The economic data released this week exceeded expectations across the board, in some cases by a wide margin. Consumers are generally feeling optimistic, which is powering economic activity, including home sales. The Consumer Confidence Index jumped to the highest level since 2000. A low unemployment rate, a record high stock market, and potential tax reform are some contributors. In October, sales of new homes increased to the highest level since 2007, as growth was seen in all four regions of the U.S. Third quarter gross domestic product (GDP), the broadest measure of economic growth, was revised higher, from 3.0% to 3.3%.

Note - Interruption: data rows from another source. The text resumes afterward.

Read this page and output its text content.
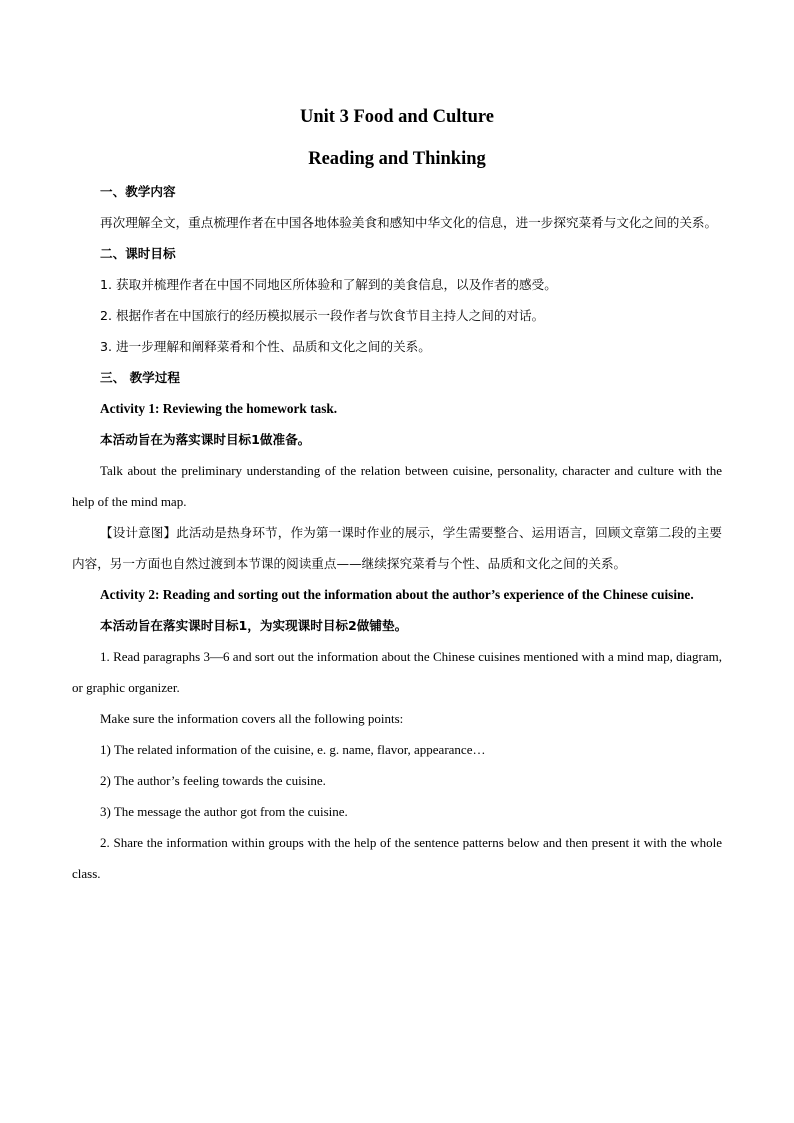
Unit 3 Food and Culture
Reading and Thinking

一、教学内容

再次理解全文，重点梳理作者在中国各地体验美食和感知中华文化的信息，进一步探究菜肴与文化之间的关系。

二、课时目标

1. 获取并梳理作者在中国不同地区所体验和了解到的美食信息，以及作者的感受。

2. 根据作者在中国旅行的经历模拟展示一段作者与饮食节目主持人之间的对话。

3. 进一步理解和阐释菜肴和个性、品质和文化之间的关系。

三、 教学过程

Activity 1: Reviewing the homework task.

本活动旨在为落实课时目标1做准备。

Talk about the preliminary understanding of the relation between cuisine, personality, character and culture with the help of the mind map.

【设计意图】此活动是热身环节，作为第一课时作业的展示，学生需要整合、运用语言，回顾文章第二段的主要内容，另一方面也自然过渡到本节课的阅读重点——继续探究菜肴与个性、品质和文化之间的关系。

Activity 2: Reading and sorting out the information about the author’s experience of the Chinese cuisine.

本活动旨在落实课时目标1，为实现课时目标2做铺垫。

1. Read paragraphs 3—6 and sort out the information about the Chinese cuisines mentioned with a mind map, diagram, or graphic organizer.

Make sure the information covers all the following points:

1) The related information of the cuisine, e. g. name, flavor, appearance…

2) The author’s feeling towards the cuisine.

3) The message the author got from the cuisine.

2. Share the information within groups with the help of the sentence patterns below and then present it with the whole class.
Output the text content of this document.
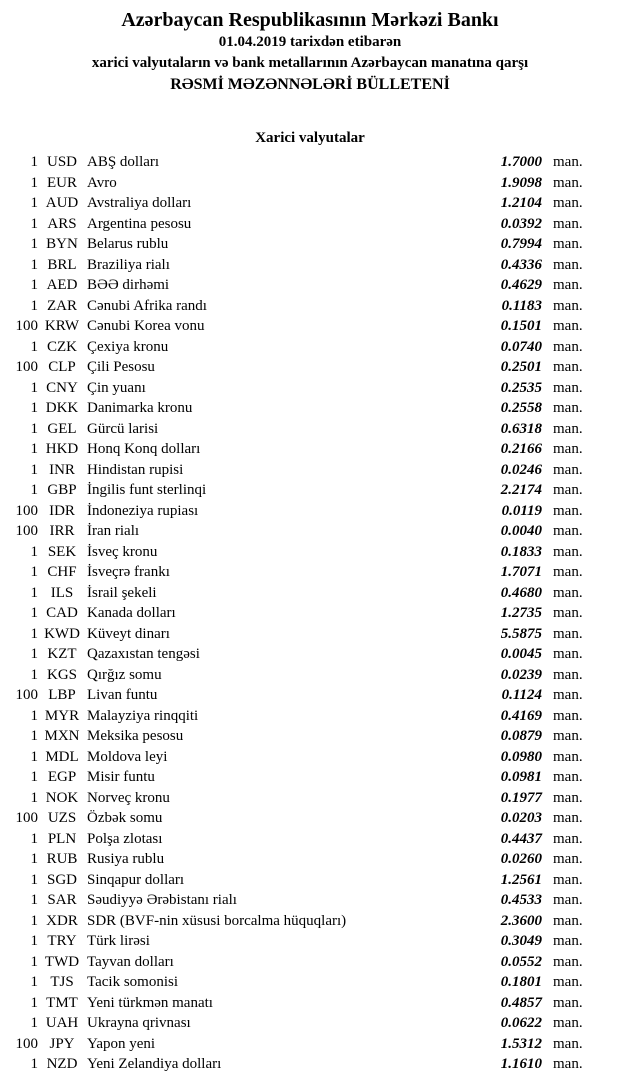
Azərbaycan Respublikasının Mərkəzi Bankı
01.04.2019 tarixdən etibarən
xarici valyutaların və bank metallarının Azərbaycan manatına qarşı
RƏSMİ MƏZƏNNƏLƏRİ BÜLLETENİ
Xarici valyutalar
1 USD ABŞ dolları	1.7000 man.
1 EUR Avro	1.9098 man.
1 AUD Avstraliya dolları	1.2104 man.
1 ARS Argentina pesosu	0.0392 man.
1 BYN Belarus rublu	0.7994 man.
1 BRL Braziliya rialı	0.4336 man.
1 AED BƏƏ dirhəmi	0.4629 man.
1 ZAR Cənubi Afrika randı	0.1183 man.
100 KRW Cənubi Korea vonu	0.1501 man.
1 CZK Çexiya kronu	0.0740 man.
100 CLP Çili Pesosu	0.2501 man.
1 CNY Çin yuanı	0.2535 man.
1 DKK Danimarka kronu	0.2558 man.
1 GEL Gürcü larisi	0.6318 man.
1 HKD Honq Konq dolları	0.2166 man.
1 INR Hindistan rupisi	0.0246 man.
1 GBP İngilis funt sterlinqi	2.2174 man.
100 IDR İndoneziya rupiası	0.0119 man.
100 IRR İran rialı	0.0040 man.
1 SEK İsveç kronu	0.1833 man.
1 CHF İsveçrə frankı	1.7071 man.
1 ILS İsrail şekeli	0.4680 man.
1 CAD Kanada dolları	1.2735 man.
1 KWD Küveyt dinarı	5.5875 man.
1 KZT Qazaxıstan tengəsi	0.0045 man.
1 KGS Qırğız somu	0.0239 man.
100 LBP Livan funtu	0.1124 man.
1 MYR Malayziya rinqqiti	0.4169 man.
1 MXN Meksika pesosu	0.0879 man.
1 MDL Moldova leyi	0.0980 man.
1 EGP Misir funtu	0.0981 man.
1 NOK Norveç kronu	0.1977 man.
100 UZS Özbək somu	0.0203 man.
1 PLN Polşa zlotası	0.4437 man.
1 RUB Rusiya rublu	0.0260 man.
1 SGD Sinqapur dolları	1.2561 man.
1 SAR Səudiyyə Ərəbistanı rialı	0.4533 man.
1 XDR SDR (BVF-nin xüsusi borcalma hüquqları)	2.3600 man.
1 TRY Türk lirəsi	0.3049 man.
1 TWD Tayvan dolları	0.0552 man.
1 TJS Tacik somonisi	0.1801 man.
1 TMT Yeni türkmən manatı	0.4857 man.
1 UAH Ukrayna qrivnası	0.0622 man.
100 JPY Yapon yeni	1.5312 man.
1 NZD Yeni Zelandiya dolları	1.1610 man.
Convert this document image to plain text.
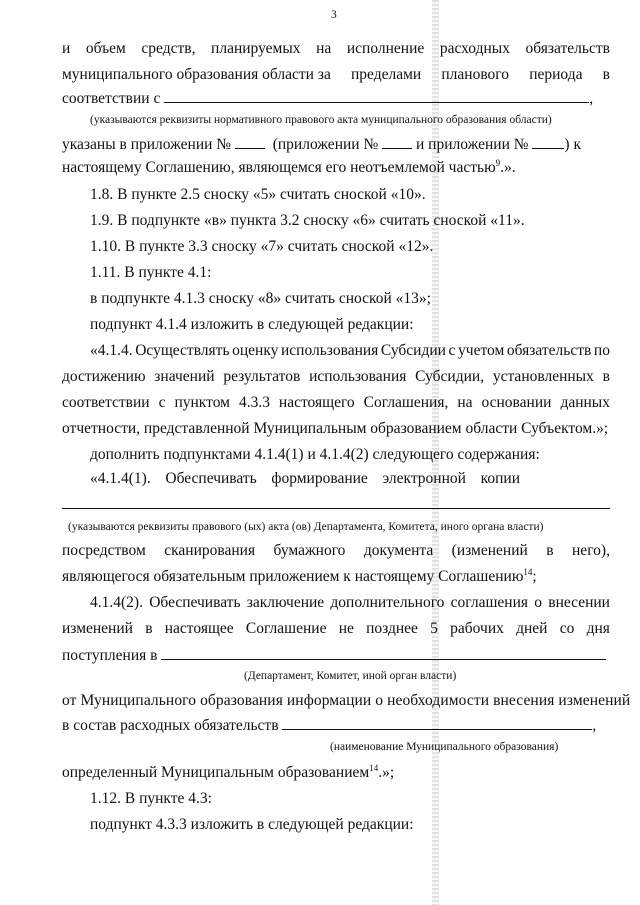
3
и объем средств, планируемых на исполнение расходных обязательств
муниципального образования области за пределами планового периода в
соответствии с	,
(указываются реквизиты нормативного правового акта муниципального образования области)
указаны в приложении №	(приложении № и приложении № ) к
настоящему Соглашению, являющемся его неотъемлемой частью$^9$.».
1.8. В пункте 2.5 сноску «5» считать сноской «10».
1.9. В подпункте «в» пункта 3.2 сноску «6» считать сноской «11».
1.10. В пункте 3.3 сноску «7» считать сноской «12».
1.11. В пункте 4.1:
в подпункте 4.1.3 сноску «8» считать сноской «13»;
подпункт 4.1.4 изложить в следующей редакции:
«4.1.4. Осуществлять оценку использования Субсидии с учетом обязательств по
достижению значений результатов использования Субсидии, установленных в
соответствии с пунктом 4.3.3 настоящего Соглашения, на основании данных
отчетности, представленной Муниципальным образованием области Субъектом.»;
дополнить подпунктами 4.1.4(1) и 4.1.4(2) следующего содержания:
«4.1.4(1). Обеспечивать формирование электронной копии
(указываются реквизиты правового (ых) акта (ов) Департамента, Комитета, иного органа власти)
посредством сканирования бумажного документа (изменений в него),
являющегося обязательным приложением к настоящему Соглашению$^{14}$;
4.1.4(2). Обеспечивать заключение дополнительного соглашения о внесении
изменений в настоящее Соглашение не позднее 5 рабочих дней со дня
поступления в
(Департамент, Комитет, иной орган власти)
от Муниципального образования информации о необходимости внесения изменений
в состав расходных обязательств	,
(наименование Муниципального образования)
определенный Муниципальным образованием$^{14}$.»;
1.12. В пункте 4.3:
подпункт 4.3.3 изложить в следующей редакции:
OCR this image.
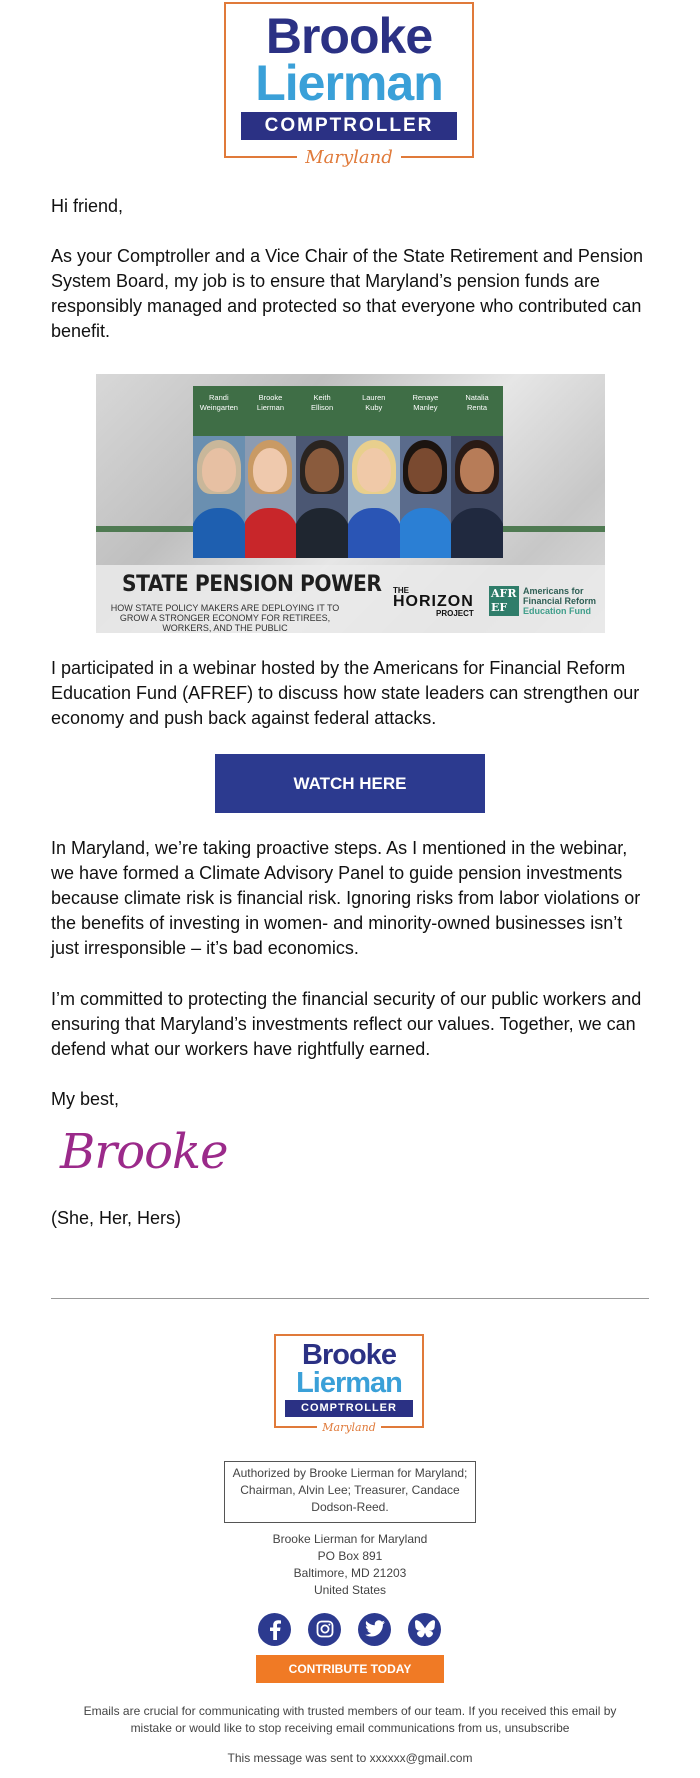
Brooke
Lierman
COMPTROLLER
Maryland
Hi friend,
As your Comptroller and a Vice Chair of the State Retirement and Pension System Board, my job is to ensure that Maryland’s pension funds are responsibly managed and protected so that everyone who contributed can benefit.
Randi
Weingarten
Brooke
Lierman
Keith
Ellison
Lauren
Kuby
Renaye
Manley
Natalia
Renta
STATE PENSION POWER
HOW STATE POLICY MAKERS ARE DEPLOYING IT TO GROW A STRONGER ECONOMY FOR RETIREES, WORKERS, AND THE PUBLIC
THE
HORIZON
PROJECT
AFR
EF
Americans for
Financial Reform
Education Fund
I participated in a webinar hosted by the Americans for Financial Reform Education Fund (AFREF) to discuss how state leaders can strengthen our economy and push back against federal attacks.
WATCH HERE
In Maryland, we’re taking proactive steps. As I mentioned in the webinar, we have formed a Climate Advisory Panel to guide pension investments because climate risk is financial risk. Ignoring risks from labor violations or the benefits of investing in women- and minority-owned businesses isn’t just irresponsible – it’s bad economics.
I’m committed to protecting the financial security of our public workers and ensuring that Maryland’s investments reflect our values. Together, we can defend what our workers have rightfully earned.
My best,
Brooke
(She, Her, Hers)
Brooke
Lierman
COMPTROLLER
Maryland
Authorized by Brooke Lierman for Maryland; Chairman, Alvin Lee; Treasurer, Candace Dodson-Reed.
Brooke Lierman for Maryland
PO Box 891
Baltimore, MD 21203
United States
CONTRIBUTE TODAY
Emails are crucial for communicating with trusted members of our team. If you received this email by mistake or would like to stop receiving email communications from us, unsubscribe
This message was sent to xxxxxx@gmail.com
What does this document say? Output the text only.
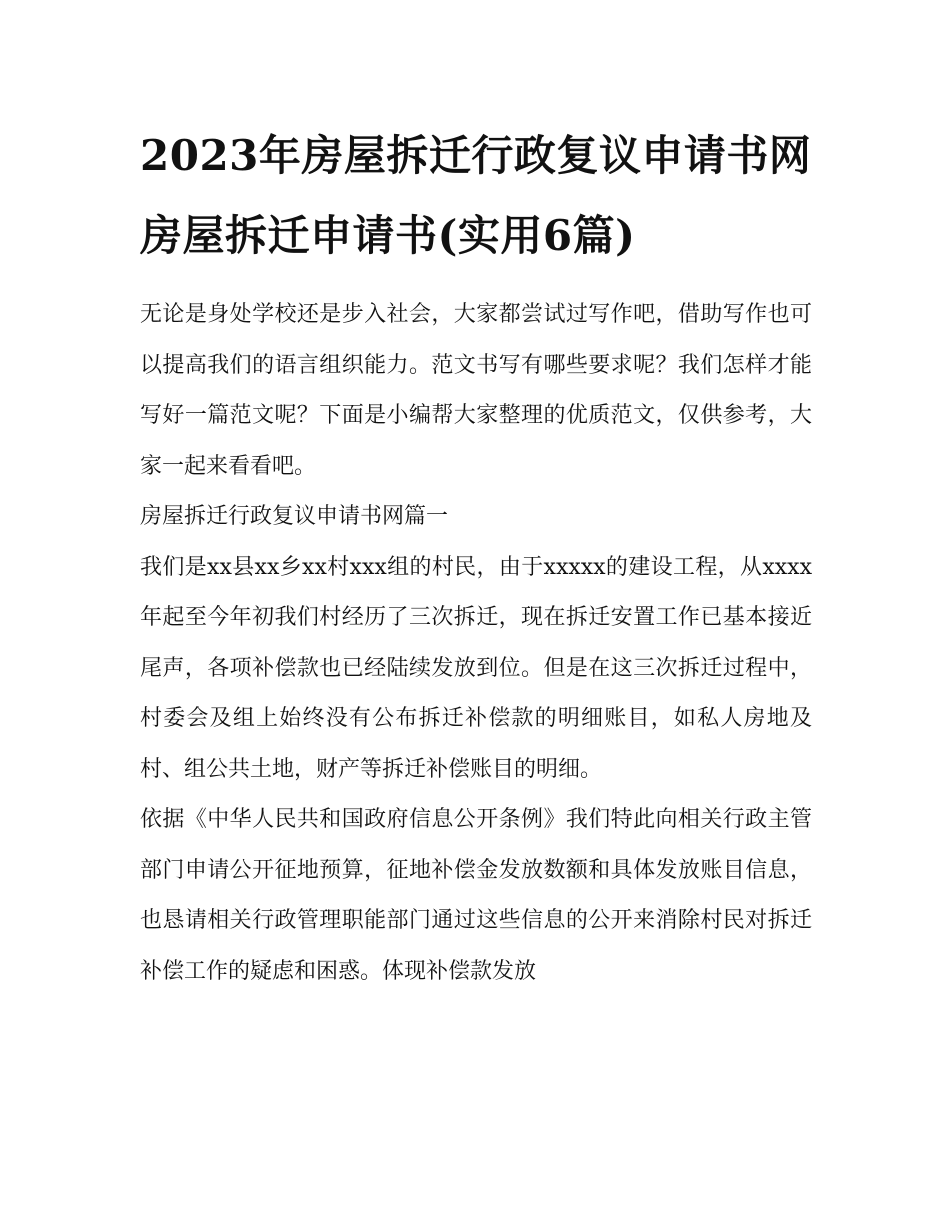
2023年房屋拆迁行政复议申请书网 房屋拆迁申请书(实用6篇)

无论是身处学校还是步入社会，大家都尝试过写作吧，借助写作也可以提高我们的语言组织能力。范文书写有哪些要求呢？我们怎样才能写好一篇范文呢？下面是小编帮大家整理的优质范文，仅供参考，大家一起来看看吧。

房屋拆迁行政复议申请书网篇一

我们是xx县xx乡xx村xxx组的村民，由于xxxxx的建设工程，从xxxx年起至今年初我们村经历了三次拆迁，现在拆迁安置工作已基本接近尾声，各项补偿款也已经陆续发放到位。但是在这三次拆迁过程中，村委会及组上始终没有公布拆迁补偿款的明细账目，如私人房地及村、组公共土地，财产等拆迁补偿账目的明细。

依据《中华人民共和国政府信息公开条例》我们特此向相关行政主管部门申请公开征地预算，征地补偿金发放数额和具体发放账目信息，也恳请相关行政管理职能部门通过这些信息的公开来消除村民对拆迁补偿工作的疑虑和困惑。体现补偿款发放
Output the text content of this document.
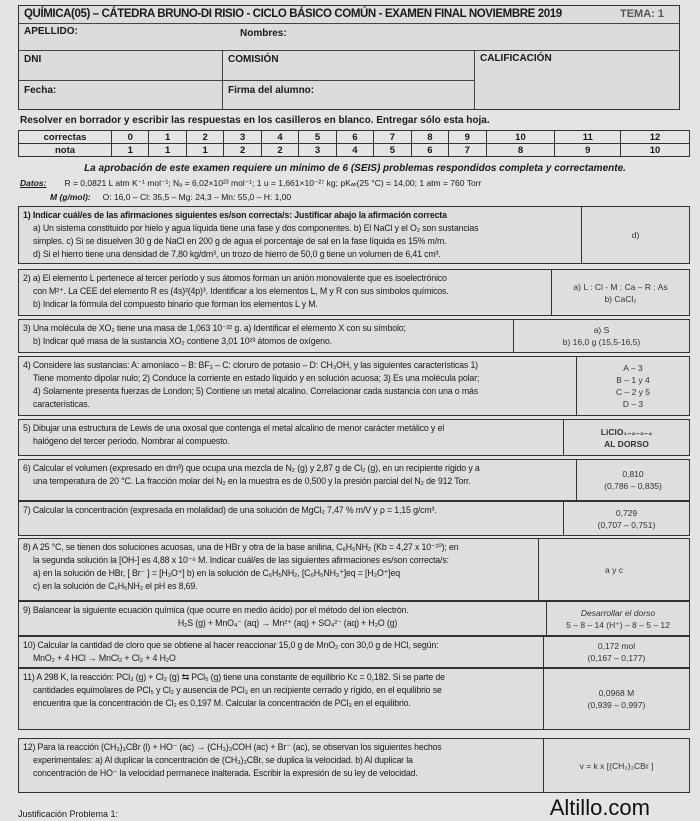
QUÍMICA(05) – CÁTEDRA BRUNO-DI RISIO - CICLO BÁSICO COMÚN - EXAMEN FINAL NOVIEMBRE 2019	TEMA: 1
APELLIDO:	Nombres:
DNI	COMISIÓN	CALIFICACIÓN
Fecha:	Firma del alumno:
Resolver en borrador y escribir las respuestas en los casilleros en blanco. Entregar sólo esta hoja.
correctas	0	1	2	3	4	5	6	7	8	9	10	11	12
nota	1	1	1	2	2	3	4	5	6	7	8	9	10
La aprobación de este examen requiere un mínimo de 6 (SEIS) problemas respondidos completa y correctamente.
Datos: R = 0,0821 L atm K⁻¹ mol⁻¹; Nₐ = 6,02×10²³ mol⁻¹; 1 u = 1,661×10⁻²⁷ kg; pK𝓌(25 °C) = 14,00; 1 atm = 760 Torr
M (g/mol): O: 16,0 – Cl: 35,5 – Mg: 24,3 – Mn: 55,0 – H: 1,00
1) Indicar cuál/es de las afirmaciones siguientes es/son correcta/s: Justificar abajo la afirmación correcta
a) Un sistema constituido por hielo y agua líquida tiene una fase y dos componentes. b) El NaCl y el O₂ son sustancias
simples. c) Si se disuelven 30 g de NaCl en 200 g de agua el porcentaje de sal en la fase líquida es 15% m/m.
d) Si el hierro tiene una densidad de 7,80 kg/dm³, un trozo de hierro de 50,0 g tiene un volumen de 6,41 cm³.
d)
2) a) El elemento L pertenece al tercer período y sus átomos forman un anión monovalente que es isoelectrónico
con M²⁺. La CEE del elemento R es (4s)²(4p)³. Identificar a los elementos L, M y R con sus símbolos químicos.
b) Indicar la fórmula del compuesto binario que forman los elementos L y M.
a) L : Cl - M : Ca – R : As
b) CaCl₂
3) Una molécula de XO₂ tiene una masa de 1,063 10⁻²² g. a) Identificar el elemento X con su símbolo;
b) Indicar qué masa de la sustancia XO₂ contiene 3,01 10²³ átomos de oxígeno.
a) S
b) 16,0 g (15,5-16,5)
4) Considere las sustancias: A: amoníaco – B: BF₃ – C: cloruro de potasio – D: CH₃OH, y las siguientes características 1)
Tiene momento dipolar nulo; 2) Conduce la corriente en estado líquido y en solución acuosa; 3) Es una molécula polar;
4) Solamente presenta fuerzas de London; 5) Contiene un metal alcalino. Correlacionar cada sustancia con una o más
características.
A – 3
B – 1 y 4
C – 2 y 5
D – 3
5) Dibujar una estructura de Lewis de una oxosal que contenga el metal alcalino de menor carácter metálico y el
halógeno del tercer período. Nombrar al compuesto.
LiClO₁₋₂₋₃₋₄
AL DORSO
6) Calcular el volumen (expresado en dm³) que ocupa una mezcla de N₂ (g) y 2,87 g de Cl₂ (g), en un recipiente rígido y a
una temperatura de 20 °C. La fracción molar del N₂ en la muestra es de 0,500 y la presión parcial del N₂ de 912 Torr.
0,810
(0,786 – 0,835)
7) Calcular la concentración (expresada en molalidad) de una solución de MgCl₂ 7,47 % m/V y ρ = 1,15 g/cm³.	0,729
(0,707 – 0,751)
8) A 25 °C, se tienen dos soluciones acuosas, una de HBr y otra de la base anilina, C₆H₅NH₂ (Kb = 4,27 x 10⁻¹⁰); en
la segunda solución la [OH-] es 4,88 x 10⁻⁶ M. Indicar cuál/es de las siguientes afirmaciones es/son correcta/s:
a) en la solución de HBr, [ Br⁻ ] = [H₃O⁺] b) en la solución de C₆H₅NH₂, [C₆H₅NH₃⁺]eq = [H₃O⁺]eq
c) en la solución de C₆H₅NH₂ el pH es 8,69.
a y c
9) Balancear la siguiente ecuación química (que ocurre en medio ácido) por el método del ion electrón.
H₂S (g) + MnO₄⁻ (aq) → Mn²⁺ (aq) + SO₄²⁻ (aq) + H₂O (g)
Desarrollar el dorso
5 – 8 – 14 (H⁺) – 8 – 5 – 12
10) Calcular la cantidad de cloro que se obtiene al hacer reaccionar 15,0 g de MnO₂ con 30,0 g de HCl, según:
MnO₂ + 4 HCl → MnCl₂ + Cl₂ + 4 H₂O
0,172 mol
(0,167 – 0,177)
11) A 298 K, la reacción: PCl₃ (g) + Cl₂ (g) ⇆ PCl₅ (g) tiene una constante de equilibrio Kc = 0,182. Si se parte de
cantidades equimolares de PCl₅ y Cl₂ y ausencia de PCl₃ en un recipiente cerrado y rígido, en el equilibrio se
encuentra que la concentración de Cl₂ es 0,197 M. Calcular la concentración de PCl₃ en el equilibrio.
0,0968 M
(0,939 – 0,997)
12) Para la reacción (CH₃)₃CBr (l) + HO⁻ (ac) → (CH₃)₃COH (ac) + Br⁻ (ac), se observan los siguientes hechos
experimentales: a) Al duplicar la concentración de (CH₃)₃CBr, se duplica la velocidad. b) Al duplicar la
concentración de HO⁻ la velocidad permanece inalterada. Escribir la expresión de su ley de velocidad.
v = k x [(CH₃)₃CBr ]
Justificación Problema 1:	Altillo.com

On Tuesday, the Senate Finance Committee passed its tax reform plan. The full Senate will now consider the bill. The market reacted to this progress by pushing stocks higher. Mortgage rates unfortunately also rose, as the tax package will likely stimulate the economy and increase the outlook for future inflation.
The Federal Housing Finance Agency (FHFA), the regulator for Fannie Mae and Freddie Mac, this week announced new conforming loan limits for 2018. The baseline limit, which affects most markets, will increase by 6.8% to $453,100. Loan limits in markets designated as “high cost areas” will increase to $679,650. Week Ahead
Looking ahead, the core Personal Consumption Expenditures (PCE) Price Index, the inflation indicator favored by the Fed, will be released on Thursday. The Institute for Supply Management (ISM) Manufacturing Index will come out on December 1, followed by the ISM Services Index on December 5. The next key Employment Report will be released on December 8. In addition, news on tax reform or government funding could influence mortgage rates. To avoid a government shutdown on December 8, Congress must pass legislation to extend funding for the government. Investors will be closely watching these negotiations.